I was once sent to my room for painting "do not sit" on chairs put out for sports day. I ran away but got lost in Golders Green and sat on the pavement crying until a woman took me home and gave me milk and biscuits. I was taken back and I think they were nicer to me after that.

When I was eight or nine, we moved to Essex and I went to Kingsland House, a little school in the village of West Mersea, again a big sort of shed in a garden. It was mixed and a boy called John used to tie me to a tree and kiss me, which I think I enjoyed, and then leave me tied up and I got into trouble. We did one scene from The Merchant of Venice and I was Portia. My mother had sent me to elocution lessons so my accent wasn't as broad as some of the other kids.

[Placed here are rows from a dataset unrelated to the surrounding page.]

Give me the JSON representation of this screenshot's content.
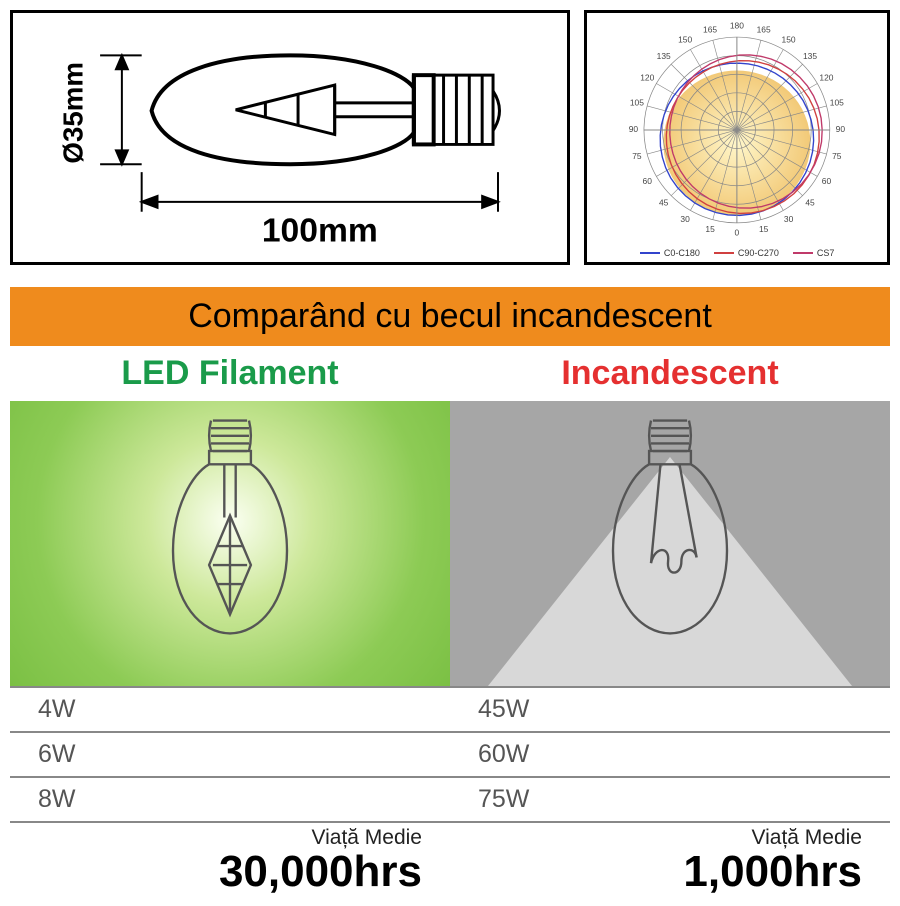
{
  "dimensions": {
    "width_label": "100mm",
    "height_label": "Ø35mm",
    "width_fontsize": 34,
    "height_fontsize": 28,
    "text_color": "#000000",
    "line_color": "#000000"
  },
  "polar": {
    "angle_labels": [
      "180",
      "165",
      "150",
      "135",
      "120",
      "105",
      "90",
      "75",
      "60",
      "45",
      "30",
      "15",
      "0",
      "15",
      "30",
      "45",
      "60",
      "75",
      "90",
      "105",
      "120",
      "135",
      "150",
      "165"
    ],
    "angle_label_deg": [
      270,
      285,
      300,
      315,
      330,
      345,
      0,
      15,
      30,
      45,
      60,
      75,
      90,
      105,
      120,
      135,
      150,
      165,
      180,
      195,
      210,
      225,
      240,
      255
    ],
    "rings": 5,
    "ring_color": "#888888",
    "label_fontsize": 8,
    "data_fill_gradient": [
      "#fff5c0",
      "#f0c060"
    ],
    "series": [
      {
        "name": "C0-C180",
        "color": "#3344cc"
      },
      {
        "name": "C90-C270",
        "color": "#d04040"
      },
      {
        "name": "CS7",
        "color": "#c03a6a"
      }
    ]
  },
  "compare": {
    "title": "Comparând cu becul incandescent",
    "title_bg": "#ef8b1d",
    "led": {
      "title": "LED Filament",
      "title_color": "#1a9b4a",
      "bg_colors": [
        "#fbfff2",
        "#cde89a",
        "#8dcb55",
        "#7bc044"
      ],
      "watts": [
        "4W",
        "6W",
        "8W"
      ],
      "life_label": "Viață Medie",
      "life_value": "30,000hrs"
    },
    "inc": {
      "title": "Incandescent",
      "title_color": "#e53030",
      "bg_color": "#a6a6a6",
      "beam_color": "#d8d8d8",
      "watts": [
        "45W",
        "60W",
        "75W"
      ],
      "life_label": "Viață Medie",
      "life_value": "1,000hrs"
    },
    "watt_fontsize": 25,
    "watt_color": "#555555",
    "life_label_fontsize": 21,
    "life_value_fontsize": 44,
    "grid_color": "#888888"
  },
  "bulb_drawing": {
    "stroke": "#555555",
    "stroke_width": 2,
    "glass_fill": "none"
  }
}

Then we had to take the 11-plus, which we called "The Scholarship", and I went to Essex Grammar School for Girls in Colchester. I used to go with my best friend, Madeleine, to Chelmsford, because there wouldn't be any teachers there, and we used to sit in a hotel foyer smoking Du Maurier cigarettes and wearing lipstick but a teacher did see us and we were hauled up in front of the headmistress.

When I was 13, my parents started getting on very badly and my mother liked to keep me at home with her because she was lonely. Then I was sent to live with my godmother in Hampshire and went to a co-ed grammar school in Brockenhurst. I didn't have a uniform, so I stood out and on my third day a girl said: "The head boy wants to meet you behind the cricket pavilion for a snogging session." I said: "Yes, of course." But I remember not enjoying it much: he was very plain and said: "I'm sorry if my breath smells - I've just been to the dentist."

I was there for a term and a half. I left because I didn't like living with my godmother; she was very strict. I got a job; I was 14. When my son, Patrick, was taking his O-levels, I thought I would take English language and literature too, at 30, by correspondence. I did enjoy that but I think it was quite irritating for him.

Before that, I did go at one point to the Lucy Clayton School of Modelling, where you learnt how to open a door without turning your back on the room and how to get out of a car without showing your knickers.